Может, это имя-обманка? Он слыхал, так делают иногда, вроде как розыгрыш, чтобы подухариться. Скажут какому-нибудь засранцу, что он, допустим, «червяк» или «божья коровка». Помурыжат несколько дней с этим именем, дадут помучиться, пока он, весь зареванный, вообще из палатки вылезать не перестанет. А уж потом как-нибудь ночью все снова повторят и уже настоящее имя откроют.

Они слезли с елки, сморенные усталостью, побрели в лагерь.

Легли спать. Оставшиеся дни ушли на то, чтобы разобрать лагерные ворота, сторожевую вышку, засыпать выгребную яму.

Ночами было тихо. Слишком тихо. Никто за ним так и не пришел.

Наступил последний день. Он все еще надеялся, что перед самым отъездом кто-то из вожаков отведет его в сторонку и назовет настоящее имя. Но вот уже в последний раз спустили флаг с лилией Бургундов, выстроились напоследок в каре – и все, лагерь кончился, а он понял: теперь ему с этим именем жить.

И не спросишь – почему, за что? Не положено, тайна – она тайна и есть.

Поехали обратно в город, наступила осень. Он пытался сжиться со своим именем, примириться с ним.

Но ведь ничего грозного. И красоты никакой. Ни тебе силы, ни быстроты, ни ловкости или хотя бы хитрости, что ли. Косматый увалень. Причуда природы. Каприз эволюции. Куда с этим?

Ну да, сейчас он просто мелкий засранец, но не век же ему таким оставаться. Он хочет стать большим, взрослым засранцем. И на их городке, этой засранной дыре, свет клином не сошелся, есть дыры побольше. Он хочет их повидать. А с таким именем куда подашься?
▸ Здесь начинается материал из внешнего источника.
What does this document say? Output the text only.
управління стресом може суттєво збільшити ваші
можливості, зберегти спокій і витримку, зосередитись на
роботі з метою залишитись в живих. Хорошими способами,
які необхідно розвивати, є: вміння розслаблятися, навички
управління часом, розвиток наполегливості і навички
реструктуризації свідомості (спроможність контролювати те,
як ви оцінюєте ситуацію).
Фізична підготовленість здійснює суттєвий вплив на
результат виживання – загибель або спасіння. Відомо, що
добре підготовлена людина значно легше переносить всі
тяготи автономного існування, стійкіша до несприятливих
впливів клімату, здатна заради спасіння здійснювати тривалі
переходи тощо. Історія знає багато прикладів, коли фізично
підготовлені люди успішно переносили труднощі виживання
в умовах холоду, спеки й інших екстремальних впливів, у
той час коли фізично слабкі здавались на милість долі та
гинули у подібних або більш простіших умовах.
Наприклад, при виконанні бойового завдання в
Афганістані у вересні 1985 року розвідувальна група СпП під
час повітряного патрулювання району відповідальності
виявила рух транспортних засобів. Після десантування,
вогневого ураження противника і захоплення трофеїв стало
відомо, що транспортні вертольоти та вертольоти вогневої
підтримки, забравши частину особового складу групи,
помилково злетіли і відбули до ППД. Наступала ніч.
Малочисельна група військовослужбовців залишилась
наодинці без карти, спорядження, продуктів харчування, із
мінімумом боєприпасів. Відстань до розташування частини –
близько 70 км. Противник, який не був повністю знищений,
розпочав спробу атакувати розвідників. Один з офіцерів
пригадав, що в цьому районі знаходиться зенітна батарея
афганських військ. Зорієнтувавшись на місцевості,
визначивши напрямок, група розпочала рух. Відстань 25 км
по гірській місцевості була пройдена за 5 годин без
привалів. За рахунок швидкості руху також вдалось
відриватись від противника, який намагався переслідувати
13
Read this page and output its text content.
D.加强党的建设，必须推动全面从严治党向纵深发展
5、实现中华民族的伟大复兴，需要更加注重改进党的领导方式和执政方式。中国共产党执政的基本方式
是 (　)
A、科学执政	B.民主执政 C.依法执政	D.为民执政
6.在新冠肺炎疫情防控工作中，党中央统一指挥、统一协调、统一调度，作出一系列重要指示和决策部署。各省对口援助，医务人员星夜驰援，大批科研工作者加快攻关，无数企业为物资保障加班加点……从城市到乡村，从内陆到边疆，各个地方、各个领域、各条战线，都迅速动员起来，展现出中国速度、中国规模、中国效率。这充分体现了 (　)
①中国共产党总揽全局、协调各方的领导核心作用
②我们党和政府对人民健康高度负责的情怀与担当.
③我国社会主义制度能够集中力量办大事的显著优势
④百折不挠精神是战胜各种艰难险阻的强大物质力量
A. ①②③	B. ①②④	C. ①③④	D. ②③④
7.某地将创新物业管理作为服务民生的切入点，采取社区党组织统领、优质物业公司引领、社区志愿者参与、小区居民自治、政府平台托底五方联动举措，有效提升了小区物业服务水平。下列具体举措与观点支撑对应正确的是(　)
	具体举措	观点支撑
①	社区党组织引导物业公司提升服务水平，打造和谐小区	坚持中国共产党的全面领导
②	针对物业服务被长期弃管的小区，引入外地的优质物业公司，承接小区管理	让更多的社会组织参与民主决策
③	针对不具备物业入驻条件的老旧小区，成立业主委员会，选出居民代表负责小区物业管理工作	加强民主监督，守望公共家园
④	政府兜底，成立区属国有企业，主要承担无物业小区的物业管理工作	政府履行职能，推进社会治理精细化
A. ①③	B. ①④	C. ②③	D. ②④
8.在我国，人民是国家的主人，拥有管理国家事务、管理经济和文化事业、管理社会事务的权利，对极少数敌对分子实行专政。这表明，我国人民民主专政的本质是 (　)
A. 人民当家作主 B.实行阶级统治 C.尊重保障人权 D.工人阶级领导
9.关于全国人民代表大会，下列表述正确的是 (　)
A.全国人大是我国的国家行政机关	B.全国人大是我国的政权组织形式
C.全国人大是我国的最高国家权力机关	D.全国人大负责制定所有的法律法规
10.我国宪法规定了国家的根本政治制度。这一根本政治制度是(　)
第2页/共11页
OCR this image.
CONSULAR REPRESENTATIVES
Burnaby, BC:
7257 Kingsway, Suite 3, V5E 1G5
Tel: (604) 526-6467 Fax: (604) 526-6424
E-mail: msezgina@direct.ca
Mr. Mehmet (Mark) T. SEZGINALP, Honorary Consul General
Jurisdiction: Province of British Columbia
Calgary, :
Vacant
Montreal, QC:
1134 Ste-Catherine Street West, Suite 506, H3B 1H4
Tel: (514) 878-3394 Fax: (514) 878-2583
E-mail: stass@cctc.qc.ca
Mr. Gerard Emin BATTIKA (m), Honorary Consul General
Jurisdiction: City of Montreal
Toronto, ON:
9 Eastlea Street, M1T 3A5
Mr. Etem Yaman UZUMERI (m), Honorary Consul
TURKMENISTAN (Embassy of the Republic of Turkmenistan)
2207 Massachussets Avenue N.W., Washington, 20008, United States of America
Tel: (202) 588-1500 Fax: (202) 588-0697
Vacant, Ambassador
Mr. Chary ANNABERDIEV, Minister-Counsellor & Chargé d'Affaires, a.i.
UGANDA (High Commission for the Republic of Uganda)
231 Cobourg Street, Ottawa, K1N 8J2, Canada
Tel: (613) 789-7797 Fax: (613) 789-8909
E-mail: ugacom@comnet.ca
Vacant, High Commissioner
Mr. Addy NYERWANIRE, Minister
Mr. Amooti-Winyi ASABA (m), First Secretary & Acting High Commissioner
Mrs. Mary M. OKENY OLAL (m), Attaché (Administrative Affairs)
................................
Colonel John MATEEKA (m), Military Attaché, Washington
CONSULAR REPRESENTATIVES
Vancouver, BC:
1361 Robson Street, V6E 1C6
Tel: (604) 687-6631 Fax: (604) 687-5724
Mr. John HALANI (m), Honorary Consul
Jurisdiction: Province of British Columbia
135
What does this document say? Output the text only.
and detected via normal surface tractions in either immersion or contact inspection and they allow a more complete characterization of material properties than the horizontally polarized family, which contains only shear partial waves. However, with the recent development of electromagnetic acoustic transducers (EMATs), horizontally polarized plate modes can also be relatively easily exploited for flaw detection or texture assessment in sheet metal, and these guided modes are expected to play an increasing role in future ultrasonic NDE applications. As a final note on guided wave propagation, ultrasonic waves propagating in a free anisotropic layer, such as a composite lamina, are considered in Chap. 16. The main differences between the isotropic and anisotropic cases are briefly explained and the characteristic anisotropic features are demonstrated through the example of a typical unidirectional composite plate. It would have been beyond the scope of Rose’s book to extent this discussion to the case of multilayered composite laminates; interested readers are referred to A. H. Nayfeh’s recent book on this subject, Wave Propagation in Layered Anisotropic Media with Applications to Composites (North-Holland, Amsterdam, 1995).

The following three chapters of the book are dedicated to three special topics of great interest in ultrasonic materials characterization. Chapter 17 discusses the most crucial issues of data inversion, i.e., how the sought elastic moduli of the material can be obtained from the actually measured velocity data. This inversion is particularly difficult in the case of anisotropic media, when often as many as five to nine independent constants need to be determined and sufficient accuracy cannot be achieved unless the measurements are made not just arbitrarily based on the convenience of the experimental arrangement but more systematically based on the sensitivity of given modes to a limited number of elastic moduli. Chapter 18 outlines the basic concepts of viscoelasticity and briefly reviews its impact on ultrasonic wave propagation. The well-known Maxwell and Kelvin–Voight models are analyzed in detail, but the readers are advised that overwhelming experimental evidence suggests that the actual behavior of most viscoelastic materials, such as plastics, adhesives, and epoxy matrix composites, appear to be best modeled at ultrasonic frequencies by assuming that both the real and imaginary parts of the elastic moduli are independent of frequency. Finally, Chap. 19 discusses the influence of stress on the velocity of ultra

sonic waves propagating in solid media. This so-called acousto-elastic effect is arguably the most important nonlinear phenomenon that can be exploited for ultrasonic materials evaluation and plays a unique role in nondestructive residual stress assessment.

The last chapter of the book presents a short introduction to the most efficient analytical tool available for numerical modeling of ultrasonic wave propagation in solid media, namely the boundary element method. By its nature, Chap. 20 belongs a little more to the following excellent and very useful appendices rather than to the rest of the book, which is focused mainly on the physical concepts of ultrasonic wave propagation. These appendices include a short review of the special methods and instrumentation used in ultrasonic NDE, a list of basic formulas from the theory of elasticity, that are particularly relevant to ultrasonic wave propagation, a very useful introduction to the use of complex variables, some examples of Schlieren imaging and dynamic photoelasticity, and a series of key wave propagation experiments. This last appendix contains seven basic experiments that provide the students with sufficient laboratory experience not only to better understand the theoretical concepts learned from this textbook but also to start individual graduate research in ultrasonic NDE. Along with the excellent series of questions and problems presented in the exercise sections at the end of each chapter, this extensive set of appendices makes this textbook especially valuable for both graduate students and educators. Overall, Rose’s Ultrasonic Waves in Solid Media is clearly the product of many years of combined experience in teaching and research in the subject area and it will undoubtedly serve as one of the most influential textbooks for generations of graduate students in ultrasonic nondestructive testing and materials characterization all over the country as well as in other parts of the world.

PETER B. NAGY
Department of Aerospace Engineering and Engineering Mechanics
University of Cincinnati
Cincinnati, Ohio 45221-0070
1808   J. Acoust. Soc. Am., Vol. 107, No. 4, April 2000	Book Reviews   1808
Отец спросил, получил ли он скаутское имя, и он был рад, что может в ответ сослаться на тайну и дурацкую эту кличку не произносить.

В школьной библиотеке нашлась книга про его тотем. Там были картинки с изображением плюшевого пупса в кругу человеческой семьи, – отец, мать, дочка, все вместе со зверем под кроной раскидистого дерева. Отец прижимал пупса к груди, дочь чесала за пушистым ухом, а мамаша, стоя над этой троицей, осеняла всех благостной улыбкой. Он прочел: «Типичный распорядок дня этих обаяшек – кормежка, сон, бодрствование и полудрема. Стрессы им, похоже, неведомы вовсе». И еще: «Так и хочется взять их на руки и приласкать – а им, видимо, только этого и надо».

Это все не про него.

В конце концов, он не плюшевый мишка.

И на руки его в жизни никто не брал. А уж подавно мать, та сколько лет назад его бросила, живет с другим дядькой, в чужой семье, которую ему дозволяется навещать раз в месяц, по воскресеньям.

Он изучал себя в зеркало.

Черные волосы, курчавые и густые. Такие же черные глаза. Кожа смуглая, даже оливково-зеленоватая слегка, не то, что у других ребят с их румяными, кровь с молоком, мордашками. В нем есть что-то от чужака. Его прабабка связалась с пришлецом, с заезжим лудильщиком. В его жилах цыганская кровь. А цыгане – они вовсе не миляги. Они гордецы. Они опасные.